While Slobodan Milošević was a global master of the FR Yugoslavia, the political top authorities did not find it convenient to open any, let alone a broad social discussion about AP mines. Military top did not find this issue worth its attention. Therefore, everything in the professional sphere was left to generals, whilst the top took strict care to dance to "supreme commander’s tune". Defence Ministry did not play any important role because it used to be just a service of the General Staff. Those must be the reasons why nobody from these institutions never entered the public scene with clear explanations of some mysteries which intrigued at least a thin layer of democratic public: why Yugoslavia resisted (and still resists) the Ottawa Convention so persistently (by March 1st, 1999 when it was enacted, 141 countries signed it while 117 countries also ratified the document); how many AP mines there are at the AY stocks. Of course, if the answers wouldn’t be considered military secrets! Therefore, it is not strange that all doors of civil and military authorities at which the Campaign activists knocked remained closed. So it would be an illusion to expect these authorities to make any step in order to bring Yugoslavia nearer to the Convention.
During the post-Milošević period, things are only slightly better.

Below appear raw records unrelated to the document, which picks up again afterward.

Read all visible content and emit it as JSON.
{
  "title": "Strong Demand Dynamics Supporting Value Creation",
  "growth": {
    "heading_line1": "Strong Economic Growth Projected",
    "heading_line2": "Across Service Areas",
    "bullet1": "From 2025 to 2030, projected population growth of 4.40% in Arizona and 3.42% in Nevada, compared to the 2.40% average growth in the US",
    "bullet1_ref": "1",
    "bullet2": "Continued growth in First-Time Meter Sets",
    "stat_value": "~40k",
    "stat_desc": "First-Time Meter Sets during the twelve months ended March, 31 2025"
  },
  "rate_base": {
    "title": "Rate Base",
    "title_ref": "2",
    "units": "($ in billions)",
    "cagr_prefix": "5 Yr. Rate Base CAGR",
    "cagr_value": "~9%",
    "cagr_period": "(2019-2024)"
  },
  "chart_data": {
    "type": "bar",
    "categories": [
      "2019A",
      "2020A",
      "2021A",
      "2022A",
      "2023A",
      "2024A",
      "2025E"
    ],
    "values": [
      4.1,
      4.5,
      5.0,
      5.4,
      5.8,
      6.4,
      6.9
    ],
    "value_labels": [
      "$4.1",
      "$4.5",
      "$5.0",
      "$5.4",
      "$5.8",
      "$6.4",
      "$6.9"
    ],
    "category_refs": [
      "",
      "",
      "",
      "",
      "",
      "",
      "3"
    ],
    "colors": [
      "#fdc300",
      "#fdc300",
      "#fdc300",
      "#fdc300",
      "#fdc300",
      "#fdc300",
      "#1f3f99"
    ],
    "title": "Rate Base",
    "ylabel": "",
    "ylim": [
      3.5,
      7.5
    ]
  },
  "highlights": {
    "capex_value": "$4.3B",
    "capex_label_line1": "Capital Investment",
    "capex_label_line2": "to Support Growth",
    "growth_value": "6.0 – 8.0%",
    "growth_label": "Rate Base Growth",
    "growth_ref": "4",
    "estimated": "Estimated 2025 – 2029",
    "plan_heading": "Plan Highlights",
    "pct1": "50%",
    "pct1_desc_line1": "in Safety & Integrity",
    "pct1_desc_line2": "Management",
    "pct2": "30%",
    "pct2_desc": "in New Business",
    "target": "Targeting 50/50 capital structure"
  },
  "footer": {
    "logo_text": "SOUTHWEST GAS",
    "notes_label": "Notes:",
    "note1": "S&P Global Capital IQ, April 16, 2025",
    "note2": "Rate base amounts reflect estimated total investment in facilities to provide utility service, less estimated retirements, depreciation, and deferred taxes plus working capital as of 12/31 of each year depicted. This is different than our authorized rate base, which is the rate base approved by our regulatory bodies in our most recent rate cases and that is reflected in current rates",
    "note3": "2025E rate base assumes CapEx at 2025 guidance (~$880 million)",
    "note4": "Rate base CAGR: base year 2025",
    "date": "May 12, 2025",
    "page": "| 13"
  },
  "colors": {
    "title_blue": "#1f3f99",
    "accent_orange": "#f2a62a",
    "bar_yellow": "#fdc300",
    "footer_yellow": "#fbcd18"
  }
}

The most of good will to support the Campaign and to have the FR Yugoslavia finally join the Convention was shown by Yugoslav Foreign Ministry. It came as a result of this Ministry engagement, in a great deal, that Yugoslav government decided on April 20th 2001 that Yugoslavia will join the Convention. The only thing, which has to be done, is to have Yugoslav Parliament go through ratification procedure! Just that! But this action of Yugoslav Parliament is still being waited for. Nobody knows - how long, while Serbia and Montenegro pretend to hurry to Euro-Atlantic integrations.